To some people, God is just a distant concept. They may pray but there is a small room for reservation-a mental reservation that God may not totally hear, listen or act on our prayers. Worse yet, they may think God may not be existent at all.
The most wonderful thing that I am thankful for is the privilege to be a child of God, with endless access to His presence and Holiness through intimate fellowship and prayers.
I have been a follower of Christ for decades now, and although I have a head knowledge of who He is and what He has done and is capable of doing, my prayers would most of the time be hollow, empty and tired. Some sort of a run-of-the-mill quick fix for my purposeless existence.
Recently, the Lord showed me in His infinite mercy and loving-kindness that He is more than just a concept- but that He is Alive!
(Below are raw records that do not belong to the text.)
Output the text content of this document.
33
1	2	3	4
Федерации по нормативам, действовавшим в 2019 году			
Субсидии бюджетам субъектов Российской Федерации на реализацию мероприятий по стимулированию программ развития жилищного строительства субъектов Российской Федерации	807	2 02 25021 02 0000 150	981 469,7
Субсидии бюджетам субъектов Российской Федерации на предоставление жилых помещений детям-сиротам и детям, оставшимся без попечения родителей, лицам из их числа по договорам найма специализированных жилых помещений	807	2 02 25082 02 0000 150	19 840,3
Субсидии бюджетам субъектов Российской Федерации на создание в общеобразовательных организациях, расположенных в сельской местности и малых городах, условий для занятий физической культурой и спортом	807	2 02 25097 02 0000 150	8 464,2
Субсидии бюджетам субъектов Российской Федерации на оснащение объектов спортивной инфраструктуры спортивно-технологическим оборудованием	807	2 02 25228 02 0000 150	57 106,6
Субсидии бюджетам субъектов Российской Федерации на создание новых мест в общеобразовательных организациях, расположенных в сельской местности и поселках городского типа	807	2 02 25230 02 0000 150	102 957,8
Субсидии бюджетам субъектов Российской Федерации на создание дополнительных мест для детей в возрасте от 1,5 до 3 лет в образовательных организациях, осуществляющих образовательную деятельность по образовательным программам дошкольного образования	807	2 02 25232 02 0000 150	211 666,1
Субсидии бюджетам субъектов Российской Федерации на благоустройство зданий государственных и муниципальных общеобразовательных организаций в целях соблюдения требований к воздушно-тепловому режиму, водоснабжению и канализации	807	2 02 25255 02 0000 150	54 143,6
In the last two years, I’ve had severe pain all over my body. Not a single day would pass without me crying, cringing, paralyzed and just plain exhausted, frustrated, disappointed and angry.
The pain was all over my body-from my hair to my nails (well, felt like that). My scalp hurt, my jaw hurt, my shoulders hurt, all my joints hurt, three fingers were crippled and curled up. Knees give out, ankles give out. I was desperately in need of help. I was given all kinds of pain killers, name it I’ve had it.
For two years, I popped pills like crazy day and night, (and sometimes in between when pain gets really unbearable) . I feared that my life would be a senseless routine of popping painkillers, it tired me out physically, emotionally and spiritually. (God is the healer and yet, I’ve suffered big time despite prayers!)
In all this, I’d pray and cry out to God in desperation. One day, He was gracious enough to reveal to me a much painful truth. I, although saved continued sinning, and was desensitized to His voice. I kept couple of unrepented sins and was not exactly the obedient child I ought to be. Went on living believing or pretending that God would turn a blind eye to my sins and life will go on as usual.
I confessed and asked God for mercy. His eyes are not closed and His ears are not deaf. His hands are not short in touching me and healing me,He heard my plea and it’s been two months now that I’ve been pain-free!
What could be a better manifestation of His power and unconditional love, than saving me from myself and healing me?
Sometimes, God uses pain and suffering to call our attention. He reveals hidden sins so that we may confess and be forgiven. He does all this in order for Him to manifest and demonstrate His love, and healing power.
Glory and honor and eternal praises to my God, my healer!